I’ve missed so many milestones, especially lately and with Charlotte, that I just can’t even keep track anymore. How do some people keep up? She’s 1 month away from her 3rd birthday and I just can’t get enough of her. I pull her from her bed at night just to hold her close and smell her hair and baby soft skin. She’s my baby. And soon to be my middle child. Gah, just the word “middle child” scares me. I hope she never feels like she was pushed aside. Like she’s not enough. Like she wasn’t baby because oh my goodness is she 100% mommy’s girl. She always has been. And I hope she wants to always be close to me. I hope she always wants to sleep with my blanket just to smell my smell. I hope she needs nighttime snuggles forever. I hope she always gives me that look of unconditional love. I hope she always knows how much I absolutely wholeheartedly adore her, every quirky and hilarious little part of her. I hope that us having a baby in a few months doesn’t break her heart. If it does, mine will break too.
Cam is over four and a half now. In just a few months she’ll be 5. FIVE?? I am amazed at the little mother hen she’s becoming. I’m amazed at her ability to understand what’s really going on. Her curiosity about things in life like why crocodiles are like dinosaurs, and how do jellyfish breathe underwater, and if our bird is a boy where is his boy part? She is so imaginative. Pretends to be a dragon each and every day. Loves to play with anything she can get her hands on and loves to please us more now than ever. She’s mellow, she’s peaceful, she’s kind. She loves to help her sister. But she needs her space too. She will try her veggies not because she gets dessert but because I made them and she wants me to be happy. She makes me a card out of nowhere just to say “thank you” for taking them to the candy store. How does a child of her age and size have so much empathy? How does she know to say the things she says? How did I get so fortunate to get blessed with someone like this for a daughter.

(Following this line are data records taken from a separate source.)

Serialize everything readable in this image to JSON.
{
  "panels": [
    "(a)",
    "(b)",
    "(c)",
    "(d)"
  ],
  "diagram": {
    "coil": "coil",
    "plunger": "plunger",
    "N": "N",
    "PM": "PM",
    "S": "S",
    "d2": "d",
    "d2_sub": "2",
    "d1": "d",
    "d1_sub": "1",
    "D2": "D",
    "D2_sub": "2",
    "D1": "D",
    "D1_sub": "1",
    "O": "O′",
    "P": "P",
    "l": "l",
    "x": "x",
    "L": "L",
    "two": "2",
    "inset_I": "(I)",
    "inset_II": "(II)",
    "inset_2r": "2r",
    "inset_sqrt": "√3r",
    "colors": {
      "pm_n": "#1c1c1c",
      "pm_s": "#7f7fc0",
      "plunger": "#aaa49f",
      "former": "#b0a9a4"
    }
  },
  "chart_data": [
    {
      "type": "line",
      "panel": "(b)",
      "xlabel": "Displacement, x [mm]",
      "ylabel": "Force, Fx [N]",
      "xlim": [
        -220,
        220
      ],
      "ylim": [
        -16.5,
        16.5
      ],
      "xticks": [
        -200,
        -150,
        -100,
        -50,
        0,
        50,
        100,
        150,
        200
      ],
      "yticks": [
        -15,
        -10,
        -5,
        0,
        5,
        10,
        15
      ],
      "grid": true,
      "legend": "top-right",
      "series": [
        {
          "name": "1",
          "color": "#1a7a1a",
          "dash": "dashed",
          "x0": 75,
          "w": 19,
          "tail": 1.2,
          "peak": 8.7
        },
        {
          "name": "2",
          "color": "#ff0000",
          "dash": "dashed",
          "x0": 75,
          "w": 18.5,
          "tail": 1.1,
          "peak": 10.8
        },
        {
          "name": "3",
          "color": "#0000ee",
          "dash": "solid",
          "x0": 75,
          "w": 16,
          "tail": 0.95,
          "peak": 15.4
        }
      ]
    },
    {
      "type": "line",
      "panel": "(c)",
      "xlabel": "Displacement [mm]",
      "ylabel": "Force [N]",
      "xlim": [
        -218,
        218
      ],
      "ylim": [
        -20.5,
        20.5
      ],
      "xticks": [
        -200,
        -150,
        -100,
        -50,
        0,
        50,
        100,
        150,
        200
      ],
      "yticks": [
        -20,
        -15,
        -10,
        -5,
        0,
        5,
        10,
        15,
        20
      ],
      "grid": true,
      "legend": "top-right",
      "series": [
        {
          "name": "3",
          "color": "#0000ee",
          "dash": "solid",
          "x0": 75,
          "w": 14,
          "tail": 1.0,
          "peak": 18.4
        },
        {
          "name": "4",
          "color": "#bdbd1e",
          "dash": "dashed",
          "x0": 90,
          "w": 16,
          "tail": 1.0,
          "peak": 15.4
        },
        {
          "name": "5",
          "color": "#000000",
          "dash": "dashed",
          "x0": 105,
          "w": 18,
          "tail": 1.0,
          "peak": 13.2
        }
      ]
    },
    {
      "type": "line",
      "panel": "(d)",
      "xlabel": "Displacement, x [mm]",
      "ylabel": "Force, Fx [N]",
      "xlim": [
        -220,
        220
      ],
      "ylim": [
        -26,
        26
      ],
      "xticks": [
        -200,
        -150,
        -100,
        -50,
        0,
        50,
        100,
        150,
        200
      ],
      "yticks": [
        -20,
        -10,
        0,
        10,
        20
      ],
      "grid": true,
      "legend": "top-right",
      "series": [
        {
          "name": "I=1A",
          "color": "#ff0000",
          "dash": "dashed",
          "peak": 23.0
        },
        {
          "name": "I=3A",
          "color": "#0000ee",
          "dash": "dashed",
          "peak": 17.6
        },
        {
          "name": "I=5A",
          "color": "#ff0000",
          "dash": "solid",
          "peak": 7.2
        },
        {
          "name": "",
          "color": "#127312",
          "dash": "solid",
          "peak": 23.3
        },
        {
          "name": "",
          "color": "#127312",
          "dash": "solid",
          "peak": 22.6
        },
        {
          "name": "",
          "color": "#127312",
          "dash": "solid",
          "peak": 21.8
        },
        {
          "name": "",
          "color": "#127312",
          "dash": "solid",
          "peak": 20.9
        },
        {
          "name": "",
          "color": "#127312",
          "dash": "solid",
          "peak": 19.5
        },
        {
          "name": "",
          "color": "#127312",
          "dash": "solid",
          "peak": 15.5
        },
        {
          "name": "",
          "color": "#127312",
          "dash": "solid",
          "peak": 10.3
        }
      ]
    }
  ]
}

I can’t imagine feeling more blessed or proud of my girls. I never would have dreamed that I would one day have 3 girls. I was such a tomboy growing up and always assumed I would have a boy one day. I don’t know girly things. I missed the sleepover that taught makeup and hair. I haven’t a clue about fashion. I am too frugal to love shopping. I struggle in the kitchen and do a terrible job painting nails. But somehow, I now can’t even imagine how I was so fortunate to get girls..and ALL girls at that. I know we’ve got it coming when we’ve got 3 teenage girls in the house and then 3 college tuitions and 3 weddings. Ugh don’t even get me started thinking about the BOYS that will come over… But that’s all okay. These girls make me so proud. They are so sweet. So kind. So precious. I am witnessing a sister bond now that literally takes my breath away. They are so amazing.